Recently, my team has been working on implementation related to identity verification (eKYC), and how to handle variant characters in names and addresses has been a hot topic. In Japanese, the same kanji can have subtly different shapes. These are called variant characters.
The 異体字検索漢字リスト published by Japan's Ministry of Health, Labour and Welfare is a useful reference (there are actually many more variants than the list covers).
It seemed difficult for a person to quickly judge whether a variant character shown on an identity document and a kanji character manually entered by a user refer to the same character, especially if they have to check sources like the PDF above every time. So I made a simple web tool for this.
You can try it at https://moji.stenyan.dev/.
What is "MJ縮退マップ検索"?
The 文字情報技術促進協議会 publishes a dataset that fits this use case well.1 For example, it can show that the corresponding character for "邉" in "渡邉" is "辺", or for "髙" is "高".

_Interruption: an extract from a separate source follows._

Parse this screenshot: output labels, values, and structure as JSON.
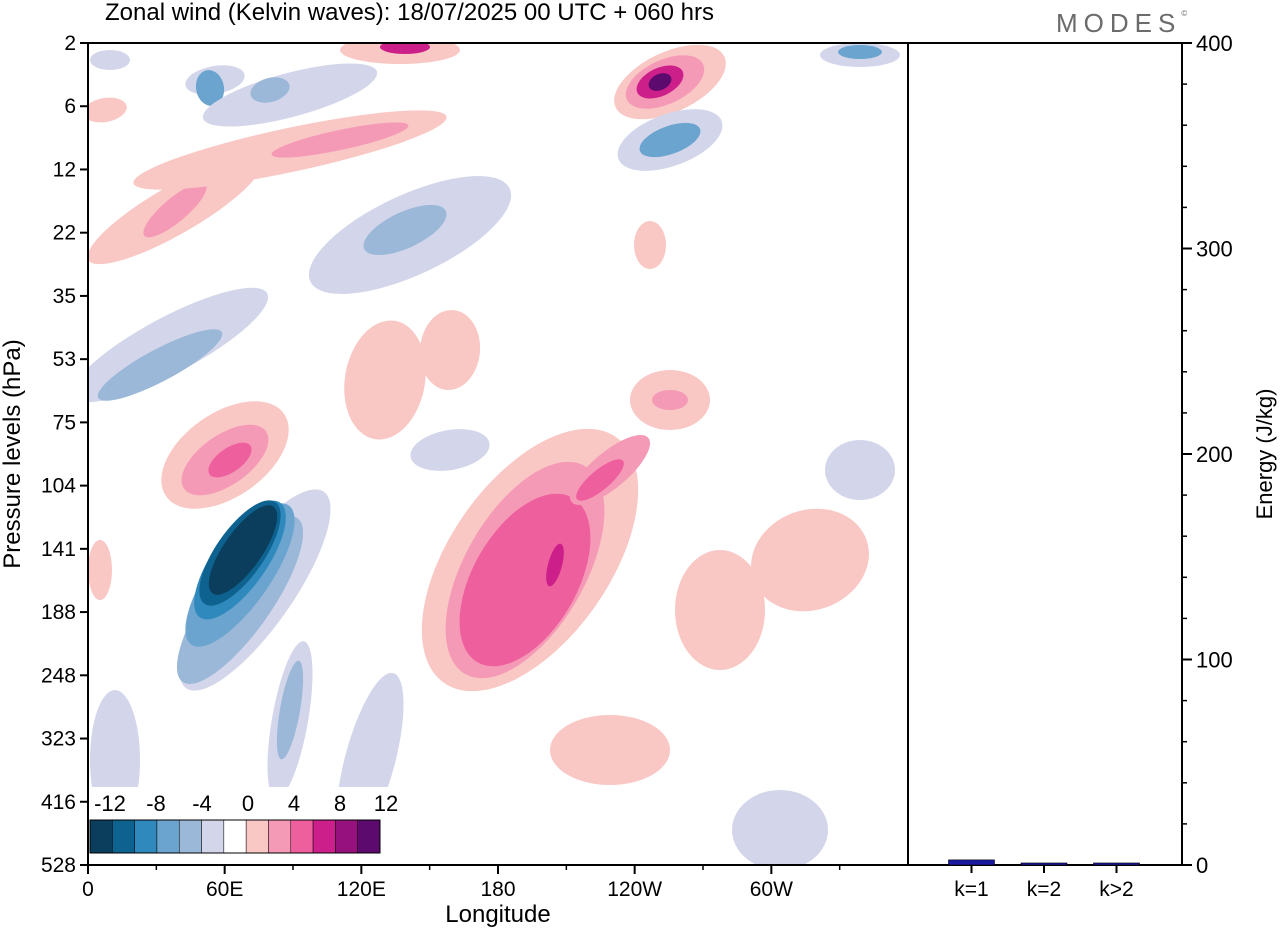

Using this dataset, I made a tool that can search both target and source candidates at once. This made it easier to look up the relationship between a specific character and its candidates.2
As a side note, depending on the font, some characters may fail to render and appear as "tofu glyphs". The 文字情報技術促進協議会 also provide a font to avoid that,3 and this tool uses it as well.
Footnotes
-
https://moji.or.jp/mojikibansearch/basic also has a search page, but it did not seem to provide a way to fetch both target and source candidate results at once, so I made a separate tool. ↩